ATENDIMENTO AO CIDADÃO

MPPA ajuíza ação de improbidade por contratação irregular de escritório de advocacia

Promotoria apurou que a contratação se deu sem as formalidades essenciais da inexigibilidade
São Sebastião da Boa Vista 02/09/20 11:34

O Ministério Público do Estado (MPPA), por meio da Promotoria de Justiça de São Sebastião da Boa Vista, ingressou nesta segunda (31), com Ação de Responsabilidade por Ato de Improbidade Administrativa contra o atual prefeito do município, José Hilton Pinheiro de Lima, em razão da apuração de fraudes no Processo de Inexigibilidade de Licitação nº 001/2017, instaurado em 6/1/2017, de forma a beneficiar ilicitamente a pessoa jurídica “Doany L. de L. Mesquita – Sociedade Individual de Advocacia – Eireli”, causando prejuízo ao erário e violando os princípios da administração pública, tais como: legalidade, moralidade, impessoalidade e isonomia.

A ação judicial proposta pelo MPPA além de responsabilizar o prefeito José Hilton Pinheiro de Lima, também busca responsabilizar a advogada e assessora jurídica do município; o presidente da Comissão de Licitação da Prefeitura Municipal de São Sebastião da Boa Vista; e a advogada e responsável pela pessoa jurídica “Doany L. de L. Mesquita – Sociedade Individual de Advocacia - Eireli, todos diretamente envolvidos nas irregularidades do processo licitatório.

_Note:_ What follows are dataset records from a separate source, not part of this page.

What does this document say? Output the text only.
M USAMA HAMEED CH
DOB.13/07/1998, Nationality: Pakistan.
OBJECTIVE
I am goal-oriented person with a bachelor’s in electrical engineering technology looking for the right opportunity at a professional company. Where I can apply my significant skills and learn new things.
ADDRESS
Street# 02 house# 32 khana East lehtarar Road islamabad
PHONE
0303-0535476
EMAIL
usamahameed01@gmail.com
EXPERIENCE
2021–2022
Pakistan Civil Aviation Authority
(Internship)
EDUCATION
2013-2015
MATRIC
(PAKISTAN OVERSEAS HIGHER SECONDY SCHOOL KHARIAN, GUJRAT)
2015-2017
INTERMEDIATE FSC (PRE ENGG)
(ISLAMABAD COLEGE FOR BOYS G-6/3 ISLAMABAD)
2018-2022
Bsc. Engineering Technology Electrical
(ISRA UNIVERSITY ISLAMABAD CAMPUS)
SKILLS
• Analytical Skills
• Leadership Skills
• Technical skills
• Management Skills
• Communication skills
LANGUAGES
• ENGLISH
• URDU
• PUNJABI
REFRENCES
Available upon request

O procedimento teve início com investigação da Promotoria de Justiça de São Sebastião da Boa Vista nos procedimentos licitatórios realizados pela Prefeitura, ocasião em que, além das irregularidades na contratação do escritório Doany, também foi detectada irregularidade na contratação de outro escritório de Advocacia denominado Escritório Ó de Almeida, para o qual já foi ajuizada Ação por Ato de Improbidade no mês de junho/2020 (processo nº 0800148-42.2020.8.14.0056), além da Ação Penal (processo nº 0000282-76.2020.8.114.0000) que tramita perante o Tribunal de Justiça do Estado do Pará em razão do foro de prerrogativa de função por figurar como réu o prefeito Jose Hilton Pinheiro de Lima.

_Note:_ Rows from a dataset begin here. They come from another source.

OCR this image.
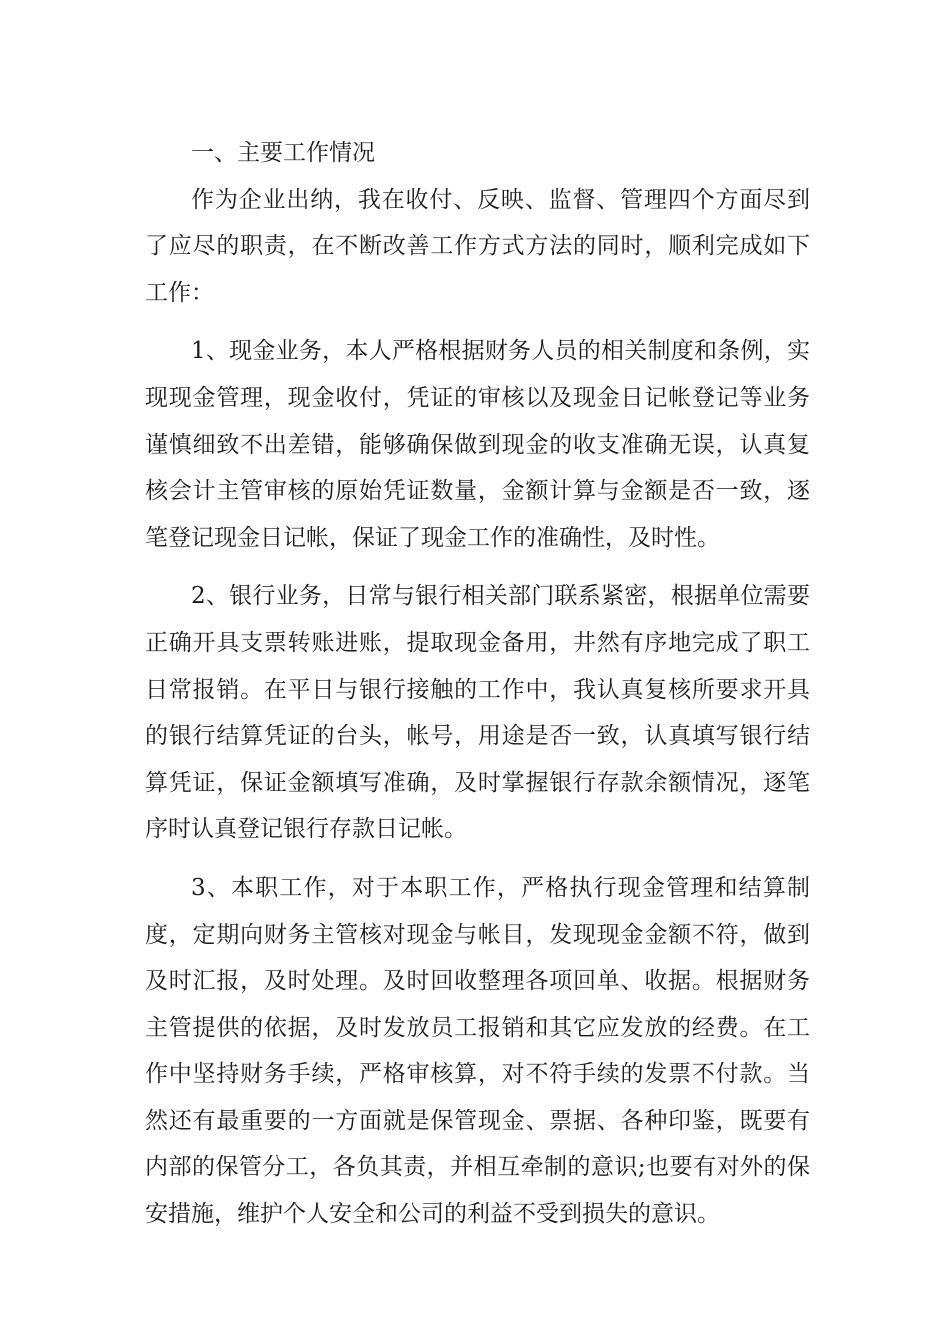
一、主要工作情况

作为企业出纳，我在收付、反映、监督、管理四个方面尽到了应尽的职责，在不断改善工作方式方法的同时，顺利完成如下工作：

1、现金业务，本人严格根据财务人员的相关制度和条例，实现现金管理，现金收付，凭证的审核以及现金日记帐登记等业务谨慎细致不出差错，能够确保做到现金的收支准确无误，认真复核会计主管审核的原始凭证数量，金额计算与金额是否一致，逐笔登记现金日记帐，保证了现金工作的准确性，及时性。

2、银行业务，日常与银行相关部门联系紧密，根据单位需要正确开具支票转账进账，提取现金备用，井然有序地完成了职工日常报销。在平日与银行接触的工作中，我认真复核所要求开具的银行结算凭证的台头，帐号，用途是否一致，认真填写银行结算凭证，保证金额填写准确，及时掌握银行存款余额情况，逐笔序时认真登记银行存款日记帐。

3、本职工作，对于本职工作，严格执行现金管理和结算制度，定期向财务主管核对现金与帐目，发现现金金额不符，做到及时汇报，及时处理。及时回收整理各项回单、收据。根据财务主管提供的依据，及时发放员工报销和其它应发放的经费。在工作中坚持财务手续，严格审核算，对不符手续的发票不付款。当然还有最重要的一方面就是保管现金、票据、各种印鉴，既要有内部的保管分工，各负其责，并相互牵制的意识;也要有对外的保安措施，维护个人安全和公司的利益不受到损失的意识。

Em agosto deste ano a promotora de Justiça Patrícia Medrado concluiu as investigações do Inquérito Civil (SIMP nº 000092-059/2020) instaurado para apurar as irregularidades na contratação do Escritório de Advocacia Doany L. de L. Mesquita, pela Prefeitura Municipal de São Sebastião da Boa Vista, por meio de inexigibilidade de licitação.

Após análise técnica realizada pela equipe do GATI-MPPA, nos documentos apresentados pela Prefeitura, os quais instruíram o processo licitatório, concluiu-se que a contratação se deu sem as formalidades essenciais da inexigibilidade, com comprovada “montagem” fraudulenta dos autos, sem que houvesse singularidade do serviço e sem que a sociedade contratada apresentasse comprovação de notória especialização.

Além disso, a contratação do escritório de advocacia bem como a prorrogação do contrato se deram sem que houvesse qualquer pesquisa de preço de outras empresas ou pessoas físicas que poderiam prestar os mesmos serviços, exigência obrigatória da Lei n° 8.666/93 para todas as modalidades de licitação, incluídos os de dispensa e inexigibilidade, o que, por si só, já seria suficiente para caracterizar a ilegalidade e o prejuízo ao erário.

Em razão dos atos de improbidade administrativa os requeridos foram denunciados pela Promotoria de Justiça de São Sebastião da Boa Vista como incursos no art. 10, caput, e incisos VIII e XII, e no art. 11, caput e inciso I da Lei nº 8.429/1992 e nas sanções do art. 12, II e III do mesmo diploma legal.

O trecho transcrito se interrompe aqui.